Despite the implications of the ISIS attack and the audacity of its perpetrators, it represented a catastrophic failure and disappointment for the group’s supporters. That failure was due to a few key reasons. The first is the organization’s lack of realism and strategy, as it was ill-prepared to carry out an operation on such a large scale and targeting the strategic depth of its most important opponents in the region.

As for the second reason, the attackers lacked weapons of sufficient number and quality to engage in such a large battle. Even if ISIS managed to release its detained fighters, it did not have enough weaponry to equip them to fight. It would have been impossible for them to escape in such large numbers within a vast geographical area controlled by the SDF.

The third reason is that the SDF deployed large numbers of its fighters and U.S. special forces intervened with aerial support, which was crucial in thwarting the attack.

SDF hacked

The al-Sina Prison operation has exposed the extent of ISIS’s security breaches within the ranks of the SDF. Such breaches helped ISIS move its fighters and weaponry from isolated areas to the vicinity of the prison despite dozens of checkpoints in what was considered the most important military zone for the SDF in al-Hasakah Governorate, known as the “security square.” The operation damaged the work of the SDF security apparatus, which is one of its most important preemptive tools for protecting the SDF’s security as well as that of the areas under its control. This was confirmed by a high-ranking source within the SDF, who refused to disclose his name: “The operation was carried out with the assistance of elements within the SDF, working secretly with ISIS. They played a key role in facilitating the transfer of fighters and their weapons to the vicinity of the prison and providing vital information about the prison garrison and the forces in the attack area.”

These security breaches within the SDF did not begin with the prison operation, but it did reveal new and unconventional ways in which its security has been breached. After the fall of al-Baghouz in spring 2019, ISIS sought to benefit from its former elements who joined the SDF to avoid being pursued by security forces and to protect themselves from local communities resentful of the organization. Thus, they infiltrated the SDF to provide information, including on military movements, to ISIS leaders and cells deployed in areas east of the Euphrates. Such tactics protect ISIS members from being detected and have allowed it to continue its attacks to this day.

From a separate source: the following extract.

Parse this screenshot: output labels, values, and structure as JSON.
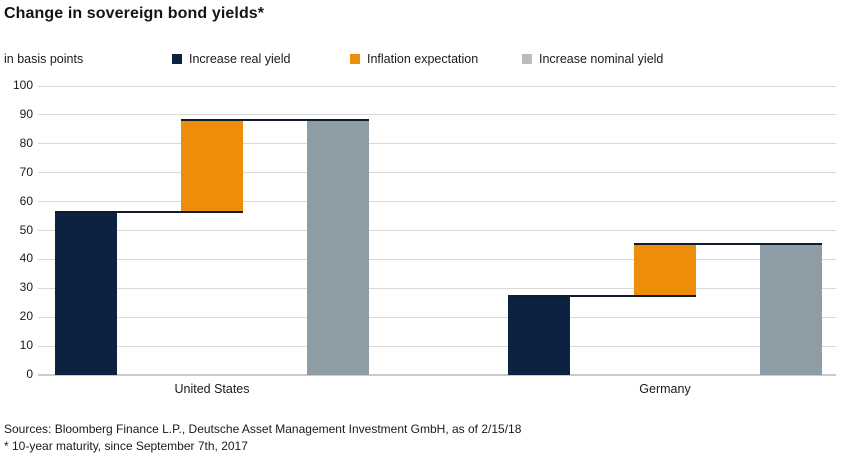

The prison operation revealed a change in ISIS’s methods in recruiting collaborators within the SDF, as it has become dependent on new members not associated with the group during the 2014-19 period. These elements represent the second generation of fighters recruited by ISIS after its defeat in Syria. They obtained security training, allowing them to infiltrate the ranks of the SDF and its military councils, which contributed to shifting suspicion away from them and facilitated their inclusion within the ranks of the SDF. They have been given access to operate in critical locations in SDF territory, unreachable by former collaborators. This signifies the degree to which ISIS has penetrated the security apparatus rather than an intelligence failure by the SDF and the international coalition.

The end result

Apart from its human losses, the SDF came out of the battle with significant gains. First, it won another round at ISIS’s expense. Second, it reinvigorated its cooperation with the international coalition and ensured its support. Third, it attracted widespread media attention as a local force fighting terrorism.

 

Mohammed Hassan is a university student at the Faculty of Law, Department of International Law. His writings focus on the regions of northern and eastern Syria, especially extremist Islamic groups and tribal societies.

Samer al-Ahmed is a Syrian journalist and researcher. The views expressed in this piece are their own.